The most common early sign is a soft, moist cough (as the dog is coughing up the larvae). However, this may progress to heart failure (pale gums, reduced exercise tolerance, even collapse) as the worms build up in the blood vessels. In addition, more worms means more lung damage, so difficulty breathing may also occur. To be able to live in the bloodstream, the worms produce blood-thinners, so abnormal bleeding may also be seen, typically bruising, a rash (on the skin or gums), or bleeding from nose, mouth or bowels. If this stage is reached, affected dogs will usually die if untreated.
How is it diagnosed?
The "Gold Standard" test has always been considered finding the worm larvae in the dogs faeces; however, there is now a simple blood test that can be carried out in the practice lab to see if a dog is carrying the worms and therefore may need treatment - whether or not they are showing symptoms yet.
How can it be treated or managed?
The worms can easily be killed with certain prescription spot-on medications. If there is a severe infection, it may be necessary to give anti-inflammatory drugs as well, to prevent pneumonia happening as the worms die in the lungs.
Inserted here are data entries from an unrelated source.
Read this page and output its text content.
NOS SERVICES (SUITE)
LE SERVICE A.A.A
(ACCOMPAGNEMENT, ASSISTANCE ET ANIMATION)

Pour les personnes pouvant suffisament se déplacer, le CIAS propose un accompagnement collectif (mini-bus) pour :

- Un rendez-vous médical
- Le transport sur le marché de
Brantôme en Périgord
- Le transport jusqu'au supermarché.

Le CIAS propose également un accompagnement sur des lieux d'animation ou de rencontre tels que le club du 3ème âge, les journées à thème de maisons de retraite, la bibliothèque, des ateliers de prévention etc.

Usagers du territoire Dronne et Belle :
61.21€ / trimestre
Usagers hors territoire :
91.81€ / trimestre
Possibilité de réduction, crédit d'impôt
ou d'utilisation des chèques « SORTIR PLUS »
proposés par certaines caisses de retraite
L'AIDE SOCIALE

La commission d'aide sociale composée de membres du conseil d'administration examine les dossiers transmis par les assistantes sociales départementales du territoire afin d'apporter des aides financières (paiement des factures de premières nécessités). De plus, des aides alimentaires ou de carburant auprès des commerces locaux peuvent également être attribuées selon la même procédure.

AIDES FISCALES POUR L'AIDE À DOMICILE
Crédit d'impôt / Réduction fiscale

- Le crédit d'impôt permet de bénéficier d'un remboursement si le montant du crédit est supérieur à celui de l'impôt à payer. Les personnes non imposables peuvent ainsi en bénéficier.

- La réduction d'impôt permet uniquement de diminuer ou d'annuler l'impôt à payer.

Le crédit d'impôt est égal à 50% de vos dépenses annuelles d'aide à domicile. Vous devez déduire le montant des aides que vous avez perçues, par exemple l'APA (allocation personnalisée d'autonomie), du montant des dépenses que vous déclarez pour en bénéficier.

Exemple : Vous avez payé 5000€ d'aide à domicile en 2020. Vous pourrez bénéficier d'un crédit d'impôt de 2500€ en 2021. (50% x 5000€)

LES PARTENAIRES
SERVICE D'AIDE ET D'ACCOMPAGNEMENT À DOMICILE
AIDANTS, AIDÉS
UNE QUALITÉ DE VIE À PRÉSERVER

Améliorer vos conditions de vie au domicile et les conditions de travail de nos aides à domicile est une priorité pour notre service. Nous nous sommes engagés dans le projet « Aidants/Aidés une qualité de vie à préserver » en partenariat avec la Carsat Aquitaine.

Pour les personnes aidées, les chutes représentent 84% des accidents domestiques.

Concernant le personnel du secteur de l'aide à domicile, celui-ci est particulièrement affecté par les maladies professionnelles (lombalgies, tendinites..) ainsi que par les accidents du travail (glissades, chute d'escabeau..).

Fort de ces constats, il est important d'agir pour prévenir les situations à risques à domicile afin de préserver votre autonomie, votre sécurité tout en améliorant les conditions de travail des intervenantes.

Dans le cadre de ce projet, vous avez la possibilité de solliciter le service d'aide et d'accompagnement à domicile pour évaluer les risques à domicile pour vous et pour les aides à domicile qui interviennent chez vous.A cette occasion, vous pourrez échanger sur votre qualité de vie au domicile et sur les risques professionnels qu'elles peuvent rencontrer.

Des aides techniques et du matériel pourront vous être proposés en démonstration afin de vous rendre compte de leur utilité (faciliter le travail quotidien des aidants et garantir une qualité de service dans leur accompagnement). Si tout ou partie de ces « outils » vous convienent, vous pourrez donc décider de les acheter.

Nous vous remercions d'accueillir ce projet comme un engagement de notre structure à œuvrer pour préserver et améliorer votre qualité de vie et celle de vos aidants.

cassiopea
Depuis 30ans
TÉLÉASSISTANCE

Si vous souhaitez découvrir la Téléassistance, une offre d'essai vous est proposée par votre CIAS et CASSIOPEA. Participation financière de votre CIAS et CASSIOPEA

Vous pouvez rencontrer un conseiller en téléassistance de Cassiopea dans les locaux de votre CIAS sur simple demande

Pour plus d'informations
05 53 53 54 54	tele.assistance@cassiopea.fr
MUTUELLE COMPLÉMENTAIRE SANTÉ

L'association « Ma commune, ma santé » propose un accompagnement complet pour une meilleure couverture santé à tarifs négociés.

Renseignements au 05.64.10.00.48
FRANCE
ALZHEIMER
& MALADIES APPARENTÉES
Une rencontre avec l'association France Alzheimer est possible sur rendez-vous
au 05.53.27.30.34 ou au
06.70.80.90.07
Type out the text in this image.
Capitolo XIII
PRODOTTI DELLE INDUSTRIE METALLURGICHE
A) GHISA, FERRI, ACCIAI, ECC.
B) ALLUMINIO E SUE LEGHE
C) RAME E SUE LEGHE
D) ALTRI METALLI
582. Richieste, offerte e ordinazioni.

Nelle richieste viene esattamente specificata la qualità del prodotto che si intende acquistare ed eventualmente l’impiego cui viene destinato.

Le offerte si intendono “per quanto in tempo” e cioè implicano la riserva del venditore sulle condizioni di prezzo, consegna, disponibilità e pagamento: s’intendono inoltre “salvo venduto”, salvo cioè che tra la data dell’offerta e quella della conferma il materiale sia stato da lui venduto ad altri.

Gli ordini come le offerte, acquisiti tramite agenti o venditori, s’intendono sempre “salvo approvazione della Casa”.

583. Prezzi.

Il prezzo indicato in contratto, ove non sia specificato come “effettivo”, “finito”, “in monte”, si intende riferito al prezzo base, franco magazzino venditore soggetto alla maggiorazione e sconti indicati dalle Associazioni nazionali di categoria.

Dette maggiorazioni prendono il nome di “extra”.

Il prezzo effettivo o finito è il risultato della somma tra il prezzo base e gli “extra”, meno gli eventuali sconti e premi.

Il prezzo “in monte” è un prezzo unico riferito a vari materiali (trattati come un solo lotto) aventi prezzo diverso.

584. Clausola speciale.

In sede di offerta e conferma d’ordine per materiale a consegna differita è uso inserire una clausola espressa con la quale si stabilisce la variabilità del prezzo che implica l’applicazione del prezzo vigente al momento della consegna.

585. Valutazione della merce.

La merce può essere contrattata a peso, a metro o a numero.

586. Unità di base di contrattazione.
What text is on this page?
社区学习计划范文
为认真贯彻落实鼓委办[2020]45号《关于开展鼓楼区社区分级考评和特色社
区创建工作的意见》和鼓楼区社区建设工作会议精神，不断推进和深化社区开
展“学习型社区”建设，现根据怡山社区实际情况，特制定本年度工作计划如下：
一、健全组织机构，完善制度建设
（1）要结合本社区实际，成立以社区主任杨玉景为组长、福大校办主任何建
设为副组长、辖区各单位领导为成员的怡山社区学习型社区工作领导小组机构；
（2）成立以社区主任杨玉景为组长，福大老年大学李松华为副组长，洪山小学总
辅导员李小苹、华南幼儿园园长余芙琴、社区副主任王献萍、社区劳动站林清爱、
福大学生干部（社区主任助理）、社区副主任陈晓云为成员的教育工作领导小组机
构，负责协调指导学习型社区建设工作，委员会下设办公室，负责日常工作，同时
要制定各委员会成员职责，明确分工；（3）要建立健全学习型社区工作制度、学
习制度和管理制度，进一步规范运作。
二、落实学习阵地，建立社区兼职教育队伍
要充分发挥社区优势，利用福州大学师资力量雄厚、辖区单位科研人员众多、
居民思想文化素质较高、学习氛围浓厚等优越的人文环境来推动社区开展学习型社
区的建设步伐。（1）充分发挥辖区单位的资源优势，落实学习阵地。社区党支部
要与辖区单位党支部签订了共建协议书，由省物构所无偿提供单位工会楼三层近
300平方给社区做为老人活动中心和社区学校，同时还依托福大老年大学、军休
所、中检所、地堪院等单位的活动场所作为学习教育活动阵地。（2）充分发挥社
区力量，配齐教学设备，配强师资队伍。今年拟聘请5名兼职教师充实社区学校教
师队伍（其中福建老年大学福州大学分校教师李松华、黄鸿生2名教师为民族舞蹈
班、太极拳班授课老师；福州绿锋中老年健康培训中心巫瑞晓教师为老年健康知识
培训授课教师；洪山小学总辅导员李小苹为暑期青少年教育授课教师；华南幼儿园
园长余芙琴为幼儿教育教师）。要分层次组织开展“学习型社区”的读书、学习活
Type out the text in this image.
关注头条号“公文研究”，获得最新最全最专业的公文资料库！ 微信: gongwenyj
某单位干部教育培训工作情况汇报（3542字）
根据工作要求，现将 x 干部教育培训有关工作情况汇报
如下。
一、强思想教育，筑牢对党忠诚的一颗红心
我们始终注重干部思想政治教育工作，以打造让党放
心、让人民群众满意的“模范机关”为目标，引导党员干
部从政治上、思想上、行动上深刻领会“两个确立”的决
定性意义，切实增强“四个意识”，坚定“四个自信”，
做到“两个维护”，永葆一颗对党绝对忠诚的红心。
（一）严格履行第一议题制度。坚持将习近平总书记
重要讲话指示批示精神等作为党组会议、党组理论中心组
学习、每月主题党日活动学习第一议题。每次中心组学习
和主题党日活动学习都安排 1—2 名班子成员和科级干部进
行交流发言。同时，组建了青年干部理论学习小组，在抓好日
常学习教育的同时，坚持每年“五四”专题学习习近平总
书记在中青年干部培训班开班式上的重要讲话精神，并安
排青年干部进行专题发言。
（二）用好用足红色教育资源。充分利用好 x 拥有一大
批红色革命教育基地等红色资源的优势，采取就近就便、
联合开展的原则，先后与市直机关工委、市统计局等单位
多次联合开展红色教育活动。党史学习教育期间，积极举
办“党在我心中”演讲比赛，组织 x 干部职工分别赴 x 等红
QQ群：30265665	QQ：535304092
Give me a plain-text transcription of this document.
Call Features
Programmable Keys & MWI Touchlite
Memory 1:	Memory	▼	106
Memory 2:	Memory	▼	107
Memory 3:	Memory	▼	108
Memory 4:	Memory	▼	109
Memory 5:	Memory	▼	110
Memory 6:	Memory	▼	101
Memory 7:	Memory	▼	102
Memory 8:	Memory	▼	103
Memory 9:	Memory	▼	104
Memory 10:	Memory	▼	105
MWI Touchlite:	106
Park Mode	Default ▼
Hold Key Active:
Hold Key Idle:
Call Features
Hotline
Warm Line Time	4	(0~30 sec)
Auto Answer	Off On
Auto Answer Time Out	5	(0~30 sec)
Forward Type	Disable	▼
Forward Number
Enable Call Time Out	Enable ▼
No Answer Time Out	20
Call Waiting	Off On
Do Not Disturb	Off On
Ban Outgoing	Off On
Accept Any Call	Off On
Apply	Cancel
Dogs with heart failure will usually make a complete, or nearly so, recovery once the worms are dead, although they may require oxygen and supportive care in the meantime. Dogs with clotting disorders may require a blood transfusion as well, to replace the clotting factors and the blood that they are losing.
Can it be prevented?
Yes - regular treatment with an appropriate spot-on or tablet medication will kill the larvae before they are absorbed. In addition, making sure that your dog doesn't play with slugs or snails; or have any toys or bowls that they might crawl over, will minimise the risk.